Natasha, Pierre, and the Great Comet of 1812 is a musical based on a 70 page section of War & Peace that was written by mad genius and man-who-is-definitely-a-bear-magicked-to-look-like-a-man Dave Malloy. It’s a wondrous, eclectic, maddening, and beautiful work of art that I would never have seen if my friends hadn’t become obsessed with it and invited me along to New York with them over one weekend in the summer to see it. I am, as I often am when these things happen, so glad that I said yes.

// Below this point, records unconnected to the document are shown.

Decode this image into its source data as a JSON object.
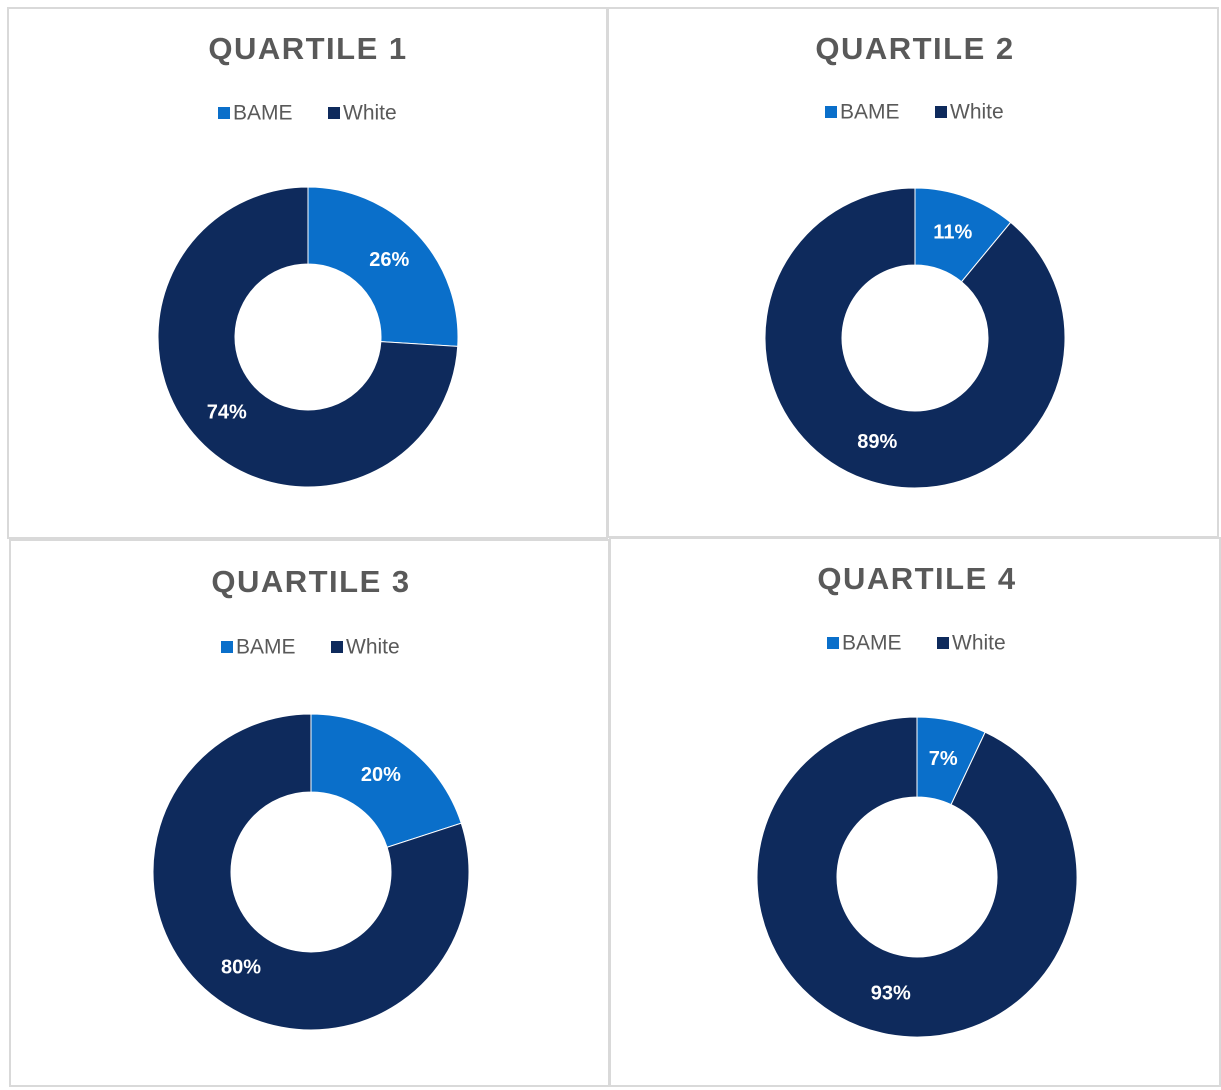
{
  "chart_data": [
    {
      "type": "pie",
      "donut": true,
      "title": "QUARTILE 1",
      "categories": [
        "BAME",
        "White"
      ],
      "values": [
        26,
        74
      ],
      "value_labels": [
        "26%",
        "74%"
      ],
      "colors": [
        "#0a6fca",
        "#0e2a5c"
      ],
      "legend": "top"
    },
    {
      "type": "pie",
      "donut": true,
      "title": "QUARTILE 2",
      "categories": [
        "BAME",
        "White"
      ],
      "values": [
        11,
        89
      ],
      "value_labels": [
        "11%",
        "89%"
      ],
      "colors": [
        "#0a6fca",
        "#0e2a5c"
      ],
      "legend": "top"
    },
    {
      "type": "pie",
      "donut": true,
      "title": "QUARTILE 3",
      "categories": [
        "BAME",
        "White"
      ],
      "values": [
        20,
        80
      ],
      "value_labels": [
        "20%",
        "80%"
      ],
      "colors": [
        "#0a6fca",
        "#0e2a5c"
      ],
      "legend": "top"
    },
    {
      "type": "pie",
      "donut": true,
      "title": "QUARTILE 4",
      "categories": [
        "BAME",
        "White"
      ],
      "values": [
        7,
        93
      ],
      "value_labels": [
        "7%",
        "93%"
      ],
      "colors": [
        "#0a6fca",
        "#0e2a5c"
      ],
      "legend": "top"
    }
  ]
}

I’d heard the music for the show from proximity with the people who loved it, and I thought it was fine. Interesting. Exposition-y. There are lyrics that appear to be stage directions, and after seeing it I learned that there are also stage directions that appear to be lyrics. The action is set in 19th century Russia (we write letters, we write letters), but it maintains a 21st century storytelling sensibility and draws from the full history of music and spectacle. I don’t want to spoil everything, lest you might some day be able to see it for yourself, but I do need to tell you that there’s an 80s techno party breakdown in the middle that I was not expecting and it TOOK MY BREATH AWAY. What can I say? I’m into the shiny, blinky shit.

Whatever you think this show is, it’s probably that and eight other things Malloy found in his pockets. And I love it. I mean, JUST LISTEN TO THIS.

Many of my friends love it, and we were all distraught when we heard that the broadway run was closing, leaving a pirogi and decadence shaped hole in our lives. So we did what any normal theater nerds would do when the fire was raining down, we threw a party! It was a costume party. We made souvenirs and listened to the show and sang along.

One of my favorite things about seeing the show live was the costumes. I’m a huge fan of both anachronism and context, so when the company members came into the cheap seats wearing 80s punk vests created by the costume designer I was taken with them immediately. Of course, when we decided to have a costume party I had to take the excuse to make a ridiculous 80s punk vest for myself.


I put this together by cutting the sleeves from a button up shirt and dissecting several t-shirts I no longer wear, but had been saving for a special occasion, most prominently an old Amanda Palmer shirt a say Say Anything 19th century style shirt that I’ve had for ages. I imagine the character who wears this vest is running from the ghosts of the abusive men she murdered. But hey, aren’t we all?